Uber spokeswoman Julie Robinson said the company secured about 10,000 gallons of fuel for drivers to combat shortages, but that a lack of cellular service has idled almost the entire fleet. Robinson said only about 15 percent of the company’s drivers were connected to the system last weekend.
Electricity is out for about 80 percent of the island. An Oct. 18 report from the Federal Communications Commission said 71 percent of the island’s cellular towers are out of service.
San Juan’s numbers look much better on the FCC report, with just 45 percent of its towers out of service — the lowest outage number for any area in the U.S. territory. Gonzalez said he’s taken riders to Walmart for groceries, restaurants and shops. His most recent fare: a trip to a San Juan mall.
Still, Gonzalez said business hasn’t been brisk enough for him to make it.
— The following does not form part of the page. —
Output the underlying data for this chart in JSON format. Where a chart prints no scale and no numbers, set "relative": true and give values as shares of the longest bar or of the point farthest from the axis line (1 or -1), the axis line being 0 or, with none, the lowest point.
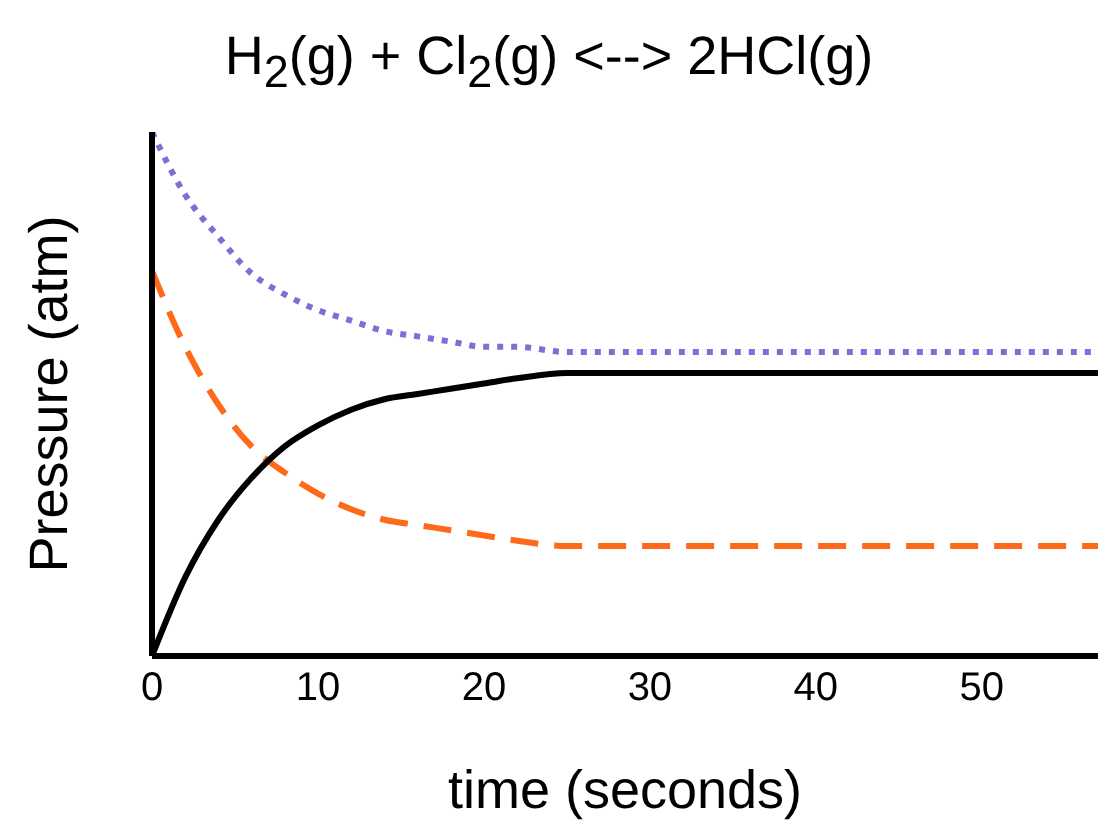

He expects his trip to the mall to be his last as an Uber driver in Puerto Rico. The 29-year-old conducted a phone interview from the city’s airport, where he was waiting for a flight to take him to a friend’s home in Seattle.
“It’s very difficult here,” he said.
Uber’s skeleton fleet in San Juan was key to getting Margarita Berga de Lema to Miami two weeks after Maria hit. The 92-year-old retired airline executive was stranded without power in a nursing home, relying on daily food deliveries from staff.
Her best friend, Chia Otero, 89, was already in the Miami area when Maria hit, part of a long-planned visit with her daughter, Otero-Santiago. After the storm, the two were desperate to get Berga de Lema out of San Juan, especially after Maria left her without running water in the early days of recovery.
Otero-Santiago, director of digital strategy at Latin 2 Latin in Fort Lauderdale, grew up in Puerto Rico and had been part of the South Florida relief effort shuttling supplies to the island and helping residents flee to the mainland. Her volunteer work connected Otero-Santiago with the operator of an air ambulance leaving San Juan on October 4, with a last-minute opening for a seat.
“We called Margarita, because we knew we had to get her out of there as soon as possible,” said Otero, who was in her daughter’s office when news arrived about the open seat.
Berga de Lema got the call at 4 p.m. for a Trinity Air Ambulance flight leaving 90 minutes later. She thought she could get to the airport herself. “She said, ‘I’m calling my nephew,’” Otero recalled. “My daughter said, ‘No, you’re not calling anybody. We’re sending you an Uber. He’s on his way.’”
After tossing some clothes in a bag, Berga de Lema walked down five flight of steps to meet her driver, a man that Otero-Santiago’s phone only identifies as Moises.
“He told me, ‘Don’t worry, lady,’” Berga de Lema said in an interview Wednesday from Miami. Traffic was bad, and Otero-Santiago’s Uber app showed the car seeming to stop on its way to San Juan as the mother-and-daughter team followed the progress from Fort Lauderdale.
At one point, the pair in Florida had the pair in Puerto Rico on parallel phone conversations: the mother talking to Berga de Lema and the daughter to Moises. The driver drove his passenger to the private jet terminal, checking various runways until he found the waiting plane with the right tail numbers, completing the $40 trip.
“Moises,” Otero-Santiago said, “got five stars.”